Mr. Gavin Strang (Edinburgh, East)

Does not last night's massive use of force demonstrate that the Government are hellbent on the further deployment of cruise missiles, which will be American-owned, controlled and operated? Surely he recognises that further deployment in Europe must damage prospects of progress in the forthcoming United States-Soviet talks on nuclear disarmament?

Mr. Heseltine

I have answered that question. There is no truth in it, and that is why the Soviet Union is back at the negotiating table. This Government are broadly pursuing policies pursued by every Labour Government since the war.

Mr. Kevin McNamara (Kingston upon Hull, North)

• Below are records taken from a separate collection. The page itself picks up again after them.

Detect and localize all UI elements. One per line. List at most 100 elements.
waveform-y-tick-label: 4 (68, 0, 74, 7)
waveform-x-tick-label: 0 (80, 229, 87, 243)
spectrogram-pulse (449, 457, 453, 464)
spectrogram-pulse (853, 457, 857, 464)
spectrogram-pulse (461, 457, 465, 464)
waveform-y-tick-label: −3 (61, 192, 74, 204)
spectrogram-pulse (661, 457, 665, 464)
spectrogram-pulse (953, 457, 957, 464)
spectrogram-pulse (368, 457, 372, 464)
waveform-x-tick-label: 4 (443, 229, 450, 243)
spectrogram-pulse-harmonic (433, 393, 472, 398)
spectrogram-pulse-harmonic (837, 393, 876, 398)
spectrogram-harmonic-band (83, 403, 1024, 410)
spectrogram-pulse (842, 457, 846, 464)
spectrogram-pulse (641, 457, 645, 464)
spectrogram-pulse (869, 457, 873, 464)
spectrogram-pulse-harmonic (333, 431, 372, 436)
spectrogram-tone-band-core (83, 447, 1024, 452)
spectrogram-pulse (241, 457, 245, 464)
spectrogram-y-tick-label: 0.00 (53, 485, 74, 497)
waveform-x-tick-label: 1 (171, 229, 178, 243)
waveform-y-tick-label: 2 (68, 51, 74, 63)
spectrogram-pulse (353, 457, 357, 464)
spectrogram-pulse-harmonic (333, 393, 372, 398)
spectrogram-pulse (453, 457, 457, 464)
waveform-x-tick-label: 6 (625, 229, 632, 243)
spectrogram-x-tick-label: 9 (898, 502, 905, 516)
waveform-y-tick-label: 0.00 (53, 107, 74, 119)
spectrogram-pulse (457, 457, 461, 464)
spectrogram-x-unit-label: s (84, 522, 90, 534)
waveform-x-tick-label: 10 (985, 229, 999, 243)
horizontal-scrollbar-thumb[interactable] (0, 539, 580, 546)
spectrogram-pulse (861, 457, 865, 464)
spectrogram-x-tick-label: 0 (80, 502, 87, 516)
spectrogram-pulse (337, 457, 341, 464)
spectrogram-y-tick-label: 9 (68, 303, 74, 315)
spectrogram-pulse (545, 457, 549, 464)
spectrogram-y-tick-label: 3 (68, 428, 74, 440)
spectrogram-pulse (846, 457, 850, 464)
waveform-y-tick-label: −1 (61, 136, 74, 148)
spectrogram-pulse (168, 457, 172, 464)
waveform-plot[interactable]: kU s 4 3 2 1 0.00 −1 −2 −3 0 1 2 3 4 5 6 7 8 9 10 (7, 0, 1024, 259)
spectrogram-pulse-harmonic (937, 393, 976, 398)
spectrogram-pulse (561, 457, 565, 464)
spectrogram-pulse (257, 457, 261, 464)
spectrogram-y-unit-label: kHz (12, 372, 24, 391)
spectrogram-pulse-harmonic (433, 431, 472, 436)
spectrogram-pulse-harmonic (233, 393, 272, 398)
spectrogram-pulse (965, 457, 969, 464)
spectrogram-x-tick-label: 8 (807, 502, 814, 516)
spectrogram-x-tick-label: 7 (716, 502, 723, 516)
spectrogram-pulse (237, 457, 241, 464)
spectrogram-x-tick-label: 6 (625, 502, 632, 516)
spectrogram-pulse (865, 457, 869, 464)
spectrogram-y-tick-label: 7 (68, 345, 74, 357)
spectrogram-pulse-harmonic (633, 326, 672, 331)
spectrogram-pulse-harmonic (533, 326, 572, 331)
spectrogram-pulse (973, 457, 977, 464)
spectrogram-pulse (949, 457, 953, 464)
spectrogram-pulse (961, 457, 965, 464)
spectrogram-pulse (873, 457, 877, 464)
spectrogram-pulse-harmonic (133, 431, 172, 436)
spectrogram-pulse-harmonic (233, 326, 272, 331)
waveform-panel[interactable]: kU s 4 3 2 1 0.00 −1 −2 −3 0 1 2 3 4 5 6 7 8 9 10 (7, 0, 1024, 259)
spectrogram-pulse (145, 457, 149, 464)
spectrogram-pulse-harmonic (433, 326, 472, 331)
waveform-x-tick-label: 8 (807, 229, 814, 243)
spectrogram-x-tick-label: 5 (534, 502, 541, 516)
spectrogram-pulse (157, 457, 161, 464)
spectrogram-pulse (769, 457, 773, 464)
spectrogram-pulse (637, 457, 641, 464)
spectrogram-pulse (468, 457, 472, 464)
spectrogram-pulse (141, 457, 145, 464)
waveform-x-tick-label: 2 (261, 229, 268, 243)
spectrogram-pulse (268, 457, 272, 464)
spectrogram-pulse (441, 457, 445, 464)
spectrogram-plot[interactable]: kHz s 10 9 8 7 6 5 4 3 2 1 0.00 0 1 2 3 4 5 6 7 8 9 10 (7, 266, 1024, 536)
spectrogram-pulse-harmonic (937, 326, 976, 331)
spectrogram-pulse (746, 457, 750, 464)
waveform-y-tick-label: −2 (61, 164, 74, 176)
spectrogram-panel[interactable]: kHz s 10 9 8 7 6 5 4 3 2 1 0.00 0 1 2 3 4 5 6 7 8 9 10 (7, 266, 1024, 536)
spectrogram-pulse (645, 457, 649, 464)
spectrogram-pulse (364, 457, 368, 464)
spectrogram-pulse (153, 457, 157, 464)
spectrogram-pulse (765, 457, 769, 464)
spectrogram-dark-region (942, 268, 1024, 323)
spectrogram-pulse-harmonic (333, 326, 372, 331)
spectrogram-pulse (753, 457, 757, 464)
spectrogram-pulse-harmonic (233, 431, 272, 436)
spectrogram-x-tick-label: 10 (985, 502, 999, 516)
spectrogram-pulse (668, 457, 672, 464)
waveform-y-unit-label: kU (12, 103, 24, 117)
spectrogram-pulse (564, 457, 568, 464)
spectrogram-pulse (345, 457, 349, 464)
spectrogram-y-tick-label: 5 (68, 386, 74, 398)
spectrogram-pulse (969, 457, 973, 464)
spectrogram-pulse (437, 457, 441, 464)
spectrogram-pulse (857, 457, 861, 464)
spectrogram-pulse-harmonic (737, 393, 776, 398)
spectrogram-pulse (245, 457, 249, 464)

We have had some splendid revelations today. It took a three-month planning exercise for the Secretary of State to go down in history as the victor of Molesworth common. More British troops were used against 100 British peace campaigners and Quakers at Molesworth common than were used against the Argentines at Goose green. That is the extent of Secretary of State's victory today. If ever a nut used a sledge hammer, it was the Secretary of State on this occasion. Is the Secretary of State aware that with the Geneva talks about to take place, many people throughout the world and in this country believe that we should not be going ahead with any preparations for further deployment of cruise, but that there should be a complete freeze on any deployment until we know the outcome of those talks? When the Labour party is on the Government Benches—[Interruption.]—it will not be long—it will be our policy to rid these islands of cruise, other nuclear weapons and nuclear bases.

Mr. Heseltine

I suppose that it is too much to expect the hon. Gentleman to report accurately what the House has been told. The only people who had contact with the demonstrators were members of the civil or Ministry of Defence police. The Royal Engineers were used to build the fence. To the best of my knowledge—I shall correct this if it is wrong—when I was on the site at about 11 o'clock, no force had been used in connection with moving any demonstrators because they had gone peacefully. One of the reasons why they had gone peacefully was that it was apparent that there was no purpose in them doing anything other than that. If there had been an inadequate presence on that site, they would then have been tempted to resort to the tactics that they had told us they would use — to call up more demonstrators from all over the country. The hon. Gentleman tells us that when the Labour party is in power it will pursue a whole range of non-nuclear policies. He fails to understand that it is because of that threat that it is not in power.